Undecideds vote for the incumbent 70% of the time?
A friend of mine asked me if it’s true that “undecideds vote for the incumbent 70% of the time.” Here’s what the Cook Report had to say::
[U]ndecided voters historically have broken heavily against well-known, well-defined incumbents. This has proven true on the congressional, senatorial, gubernatorial and presidential level. That’s the origin of the phrase in politics for incumbents, “what you see is what you get” — you get pretty much the percentage on Election Day that the last round of polls indicate that you will get, while the undecided vote goes elsewhere.
So I guess not, but I guess I should check with the NES dataset.
Comments
Kaufman, Petrocik & Shaw argue that the conventional wisdom Cook is spouting is simply not true. Their NES analysis shows that:
—On average, undecided voters voted challenger 34%, incumbent 35%, other 7% (Perot in 1992, mostly), and didn’t vote 25%.

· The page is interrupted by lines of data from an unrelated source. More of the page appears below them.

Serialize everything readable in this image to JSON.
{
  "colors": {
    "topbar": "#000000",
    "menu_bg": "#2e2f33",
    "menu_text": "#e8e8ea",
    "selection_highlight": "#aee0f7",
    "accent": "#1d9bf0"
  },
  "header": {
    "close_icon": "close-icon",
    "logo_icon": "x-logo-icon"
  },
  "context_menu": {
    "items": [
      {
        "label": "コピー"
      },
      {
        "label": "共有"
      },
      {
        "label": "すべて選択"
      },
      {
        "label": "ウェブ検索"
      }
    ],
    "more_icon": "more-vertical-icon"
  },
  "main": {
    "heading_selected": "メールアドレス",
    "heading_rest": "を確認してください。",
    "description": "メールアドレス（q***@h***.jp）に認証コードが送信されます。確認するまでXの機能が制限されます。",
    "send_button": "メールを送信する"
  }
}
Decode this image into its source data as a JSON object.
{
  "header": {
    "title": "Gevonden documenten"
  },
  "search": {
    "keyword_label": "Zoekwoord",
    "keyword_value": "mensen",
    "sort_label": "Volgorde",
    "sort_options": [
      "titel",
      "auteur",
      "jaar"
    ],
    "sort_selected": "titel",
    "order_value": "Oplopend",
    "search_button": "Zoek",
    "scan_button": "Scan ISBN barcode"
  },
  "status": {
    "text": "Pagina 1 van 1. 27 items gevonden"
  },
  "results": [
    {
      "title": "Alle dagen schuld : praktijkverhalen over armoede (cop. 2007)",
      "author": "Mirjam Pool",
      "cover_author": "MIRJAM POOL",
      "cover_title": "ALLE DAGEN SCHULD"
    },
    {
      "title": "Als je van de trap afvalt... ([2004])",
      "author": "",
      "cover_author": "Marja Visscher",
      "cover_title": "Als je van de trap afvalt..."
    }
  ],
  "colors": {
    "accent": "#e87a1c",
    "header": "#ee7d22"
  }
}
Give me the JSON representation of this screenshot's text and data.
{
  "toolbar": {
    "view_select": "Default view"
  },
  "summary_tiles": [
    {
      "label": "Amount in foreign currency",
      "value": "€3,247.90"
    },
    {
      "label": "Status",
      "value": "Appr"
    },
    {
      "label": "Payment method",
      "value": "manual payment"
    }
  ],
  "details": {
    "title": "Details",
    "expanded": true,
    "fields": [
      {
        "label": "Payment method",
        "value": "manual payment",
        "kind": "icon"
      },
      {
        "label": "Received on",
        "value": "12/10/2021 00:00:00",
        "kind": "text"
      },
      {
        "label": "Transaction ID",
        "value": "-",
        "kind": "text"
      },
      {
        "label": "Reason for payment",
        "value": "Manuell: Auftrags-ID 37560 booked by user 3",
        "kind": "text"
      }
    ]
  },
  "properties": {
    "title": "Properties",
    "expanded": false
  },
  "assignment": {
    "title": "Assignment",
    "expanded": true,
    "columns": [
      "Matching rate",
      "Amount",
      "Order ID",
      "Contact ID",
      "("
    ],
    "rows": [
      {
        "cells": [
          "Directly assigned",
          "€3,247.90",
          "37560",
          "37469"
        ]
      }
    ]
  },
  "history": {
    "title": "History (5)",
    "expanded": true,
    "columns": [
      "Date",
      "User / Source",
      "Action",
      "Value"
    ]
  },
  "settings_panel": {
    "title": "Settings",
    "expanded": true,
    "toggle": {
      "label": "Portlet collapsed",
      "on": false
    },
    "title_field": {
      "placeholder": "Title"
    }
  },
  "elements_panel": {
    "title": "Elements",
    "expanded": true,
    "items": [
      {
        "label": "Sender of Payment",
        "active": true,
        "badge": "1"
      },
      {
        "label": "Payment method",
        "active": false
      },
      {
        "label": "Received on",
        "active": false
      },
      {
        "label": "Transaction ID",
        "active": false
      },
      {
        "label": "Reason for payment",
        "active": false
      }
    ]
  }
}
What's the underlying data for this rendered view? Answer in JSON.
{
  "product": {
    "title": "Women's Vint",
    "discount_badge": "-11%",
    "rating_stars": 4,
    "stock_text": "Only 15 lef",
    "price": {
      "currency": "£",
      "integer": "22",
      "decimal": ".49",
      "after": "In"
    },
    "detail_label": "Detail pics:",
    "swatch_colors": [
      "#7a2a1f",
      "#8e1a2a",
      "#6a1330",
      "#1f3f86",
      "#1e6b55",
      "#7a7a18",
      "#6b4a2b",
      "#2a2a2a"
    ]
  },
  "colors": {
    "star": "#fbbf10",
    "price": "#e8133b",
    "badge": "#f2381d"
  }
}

—On average, those who decided their vote in the last week voted challenger 42%, incumbent 48%, other 10%.
(Numbers from elections with incumbents running; they shift a couple points in the challenger party’s favor over all elections, but that’s likely capturing some ‘fatigue’ effect on the presidential level.)
Posted by: Matt Jarvis | October 7, 2008 04:49 PM
It appears to me that if the undecided vote is divided roughly 50-50 then the results of the last polls will mirror the election results provided the undecided are a small percentage of the total vote.
You got two trucks full of grain, adding a few grains to each truck is not going to affect the total in each truck very much even if a few more grains are added to one.
Posted by: Vader | October 8, 2008 10:46 AM
My understanding was that voters who were genuinely undecided when they entered the voting booth would break heavily towards the challenger. The idea was that a genuinely undecided voter had not been persuaded to vote for the incument. If an incumbent, with all the advantages of a term in office and a bully pulpit, can’t close the deal with that voter, the voter is essentially going to vote for a change.
So what did I miss? What did Kaufman and team see otherwise?